Integer. Number of longitudinal snapshots to generate (default 1). When > 1 the return value is a named list of snapshots, each itself a named list of domain data.frames.

snapshot_width

Character. Time step between snapshots — passed to seq.Date() as by (e.g. "months", "weeks", "3 months"). Default "months".

domain_counts

Optional named list mapping domain names to desired final row counts (e.g. list(Raw_AE = 300, Raw_LB = 500)). In multi-snapshot mode these are the targets for the last snapshot; earlier snapshots ramp up via count_gen(). Domains not listed here receive a default based on heuristic multipliers of n_participants.

desired_domains

Optional character vector of domain names to generate. NULL (default) generates all Raw_* domains found in the spec.

Value

When snapshot_count == 1, a named list of data.frames (one per domain). When snapshot_count > 1, a named list of snapshots keyed by snapshot end-date, each containing a named list of domain data.frames.

Details

When snapshot_count > 1, the function produces cumulative longitudinal snapshots using the same delta-accumulation pattern as the core pipeline: each snapshot's previous_data is the prior snapshot, row counts ramp up via count_gen(), and dates advance by snapshot_width.

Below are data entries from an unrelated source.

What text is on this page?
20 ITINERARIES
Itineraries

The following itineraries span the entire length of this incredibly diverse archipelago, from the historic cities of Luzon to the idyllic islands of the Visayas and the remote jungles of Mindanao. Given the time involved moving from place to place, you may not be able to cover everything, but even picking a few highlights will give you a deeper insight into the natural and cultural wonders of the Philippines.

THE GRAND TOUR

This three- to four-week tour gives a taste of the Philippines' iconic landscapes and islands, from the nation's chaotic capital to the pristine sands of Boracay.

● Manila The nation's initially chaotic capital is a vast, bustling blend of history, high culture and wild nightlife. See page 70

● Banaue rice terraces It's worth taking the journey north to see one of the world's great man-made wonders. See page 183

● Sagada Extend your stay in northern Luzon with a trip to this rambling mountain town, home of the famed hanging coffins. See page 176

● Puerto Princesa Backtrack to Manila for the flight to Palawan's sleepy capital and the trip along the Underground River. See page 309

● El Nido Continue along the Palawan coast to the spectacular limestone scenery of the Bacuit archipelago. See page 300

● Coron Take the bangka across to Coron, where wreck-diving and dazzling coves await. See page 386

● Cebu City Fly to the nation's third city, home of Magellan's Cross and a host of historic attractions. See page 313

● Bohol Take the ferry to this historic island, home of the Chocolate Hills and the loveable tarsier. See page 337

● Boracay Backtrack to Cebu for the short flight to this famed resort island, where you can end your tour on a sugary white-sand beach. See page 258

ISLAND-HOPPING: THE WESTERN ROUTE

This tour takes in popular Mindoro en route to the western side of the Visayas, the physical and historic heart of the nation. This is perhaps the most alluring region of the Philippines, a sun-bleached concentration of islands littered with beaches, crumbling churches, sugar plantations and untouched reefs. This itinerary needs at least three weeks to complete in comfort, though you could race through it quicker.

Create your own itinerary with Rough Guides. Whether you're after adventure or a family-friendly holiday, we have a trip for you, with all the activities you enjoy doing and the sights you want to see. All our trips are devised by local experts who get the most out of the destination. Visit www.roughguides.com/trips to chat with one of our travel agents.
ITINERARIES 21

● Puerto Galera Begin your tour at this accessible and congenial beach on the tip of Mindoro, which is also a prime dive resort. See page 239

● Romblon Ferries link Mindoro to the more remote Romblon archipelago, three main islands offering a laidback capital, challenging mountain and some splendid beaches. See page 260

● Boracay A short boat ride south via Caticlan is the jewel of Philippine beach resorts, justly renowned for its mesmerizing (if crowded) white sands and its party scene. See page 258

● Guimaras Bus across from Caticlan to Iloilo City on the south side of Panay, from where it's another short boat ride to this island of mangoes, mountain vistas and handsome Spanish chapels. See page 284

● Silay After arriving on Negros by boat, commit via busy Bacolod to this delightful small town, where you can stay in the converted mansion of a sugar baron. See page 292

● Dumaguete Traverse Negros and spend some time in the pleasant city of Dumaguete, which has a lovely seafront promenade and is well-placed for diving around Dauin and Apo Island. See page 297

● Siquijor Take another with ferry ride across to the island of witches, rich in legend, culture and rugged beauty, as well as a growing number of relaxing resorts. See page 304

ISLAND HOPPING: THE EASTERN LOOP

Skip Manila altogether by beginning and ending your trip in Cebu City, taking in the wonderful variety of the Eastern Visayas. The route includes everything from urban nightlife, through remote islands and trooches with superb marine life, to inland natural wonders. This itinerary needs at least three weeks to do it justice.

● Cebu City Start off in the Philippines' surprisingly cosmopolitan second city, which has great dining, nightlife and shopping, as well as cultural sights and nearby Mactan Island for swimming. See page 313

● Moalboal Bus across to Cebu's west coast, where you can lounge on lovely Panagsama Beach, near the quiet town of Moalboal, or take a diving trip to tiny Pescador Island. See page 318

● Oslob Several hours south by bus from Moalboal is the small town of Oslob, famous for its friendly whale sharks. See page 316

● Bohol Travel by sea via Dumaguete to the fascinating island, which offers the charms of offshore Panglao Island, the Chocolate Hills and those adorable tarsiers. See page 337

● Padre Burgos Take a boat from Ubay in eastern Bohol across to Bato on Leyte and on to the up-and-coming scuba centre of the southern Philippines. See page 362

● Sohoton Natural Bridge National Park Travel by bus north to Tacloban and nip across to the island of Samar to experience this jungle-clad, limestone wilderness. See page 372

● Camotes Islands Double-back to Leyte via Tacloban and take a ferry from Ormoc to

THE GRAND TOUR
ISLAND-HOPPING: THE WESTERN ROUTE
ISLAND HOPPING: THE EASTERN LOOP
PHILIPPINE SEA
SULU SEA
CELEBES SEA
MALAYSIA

The generation follows a three-tier fallback strategy for each domain:

  1. Domain registrygenerate_domain_from_registry() is tried first. This covers all domains with dedicated, curated generation logic.

  2. Legacy Raw_*() function — if the domain is not in the registry but a function with the domain name exists (e.g. Raw_AE()), it is called.

  3. Type-based fallbackgenerate_unknown_domain() generates each column using spec metadata (type, FK detection, name pattern heuristics).

Domains are generated in dependency order (Raw_STUDY → Raw_SITE → Raw_SUBJ → Raw_ENROLL first) so that downstream domains can reference foreign key columns from previously generated domains.

Examples

if (FALSE) { # \dontrun{
# Load workflows from gsm.mapping
lWorkflows <- gsm.core::MakeWorkflowList(
  strPath = "workflow/1_mappings",
  strPackage = "gsm.mapping"
)

# Generate raw data for all domains in the spec (single snapshot)
raw_data <- generate_data_from_workflows(lWorkflows, n_participants = 200)

# Generate 6 monthly snapshots (longitudinal)
snapshots <- generate_data_from_workflows(
  lWorkflows,
  n_participants = 200,
  snapshot_count = 6,
  snapshot_width = "months"
)

# Generate only specific domains with custom row counts
raw_data <- generate_data_from_workflows(
  lWorkflows,
  desired_domains = c("Raw_SUBJ", "Raw_AE", "Raw_SITE"),
  domain_counts = list(Raw_AE = 600)
)
} # }